Source Journal of Dairy Science 85 (2002)10. - ISSN 0022-0302 - p. 2576 - 2581.
DOI https://doi.org/10.3168/jds.S0022-0302(02)74341-5
Department(s) ID Lelystad, Institute for Animal Science and Health
Publication type Refereed Article in a scientific journal
Publication year 2002
Abstract The aim of this study was to analyze the effect of robotic milking (RM) on fertility and somatic cell counts (SCC) among dairy herds participating in the national Dutch milk recording system. It was hypothesized that RM, and a higher milking frequency in general, would have negative effects on fertility, due to expected and supposed deeper negative energy balance (NEB). Herds increasing milking frequency from two to three times daily consistently had increased production. Milk production during RM was intermediate between the amounts obtained by milking twice versus three times a day.

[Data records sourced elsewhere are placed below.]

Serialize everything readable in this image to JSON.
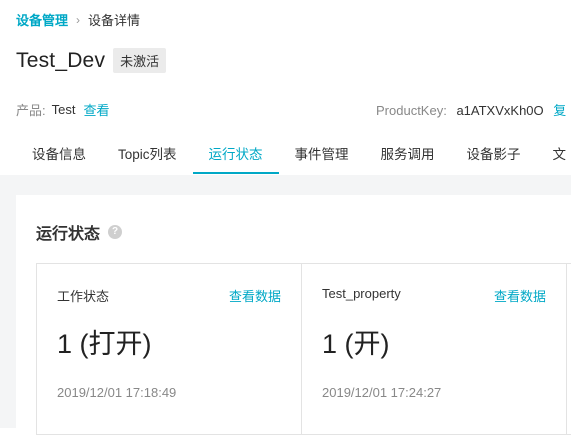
{
  "breadcrumb": {
    "parent": "设备管理",
    "separator": "›",
    "current": "设备详情"
  },
  "device": {
    "name": "Test_Dev",
    "status": "未激活"
  },
  "product": {
    "label": "产品:",
    "value": "Test",
    "view_link": "查看"
  },
  "product_key": {
    "label": "ProductKey:",
    "value": "a1ATXVxKh0O",
    "copy_link": "复"
  },
  "tabs": [
    {
      "label": "设备信息",
      "active": false
    },
    {
      "label": "Topic列表",
      "active": false
    },
    {
      "label": "运行状态",
      "active": true
    },
    {
      "label": "事件管理",
      "active": false
    },
    {
      "label": "服务调用",
      "active": false
    },
    {
      "label": "设备影子",
      "active": false
    },
    {
      "label": "文",
      "active": false
    }
  ],
  "section": {
    "title": "运行状态",
    "help_icon": "question-circle-icon"
  },
  "properties": [
    {
      "name": "工作状态",
      "link": "查看数据",
      "value": "1 (打开)",
      "time": "2019/12/01 17:18:49"
    },
    {
      "name": "Test_property",
      "link": "查看数据",
      "value": "1 (开)",
      "time": "2019/12/01 17:24:27"
    }
  ],
  "colors": {
    "accent": "#00a8c6",
    "page_bg": "#f4f5f6",
    "badge_bg": "#ebebeb"
  }
}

Milking three times a day and the associated higher production had no significant effect on reproductive measures such as nonreturn rate at 56 d post insemination (NR56) or days to first service. Although RM did not affect NR56, use of the robot was associated with an increase in days to first service. An increase in milking frequency from two to three times daily did not affect SCC, but SCC were significantly increased after milking with the robot. Robotic milking has a significant positive effect on production and no negative effect on fertility as measured by NR56. The effect of RM in increasing days to first service appears due to reasons other than increased production and a more NEB. Increased SCC during RM is potentially of concern. From the data available, the relationship of RM to clinical mastitis could not be determined but this aspect needs further attention.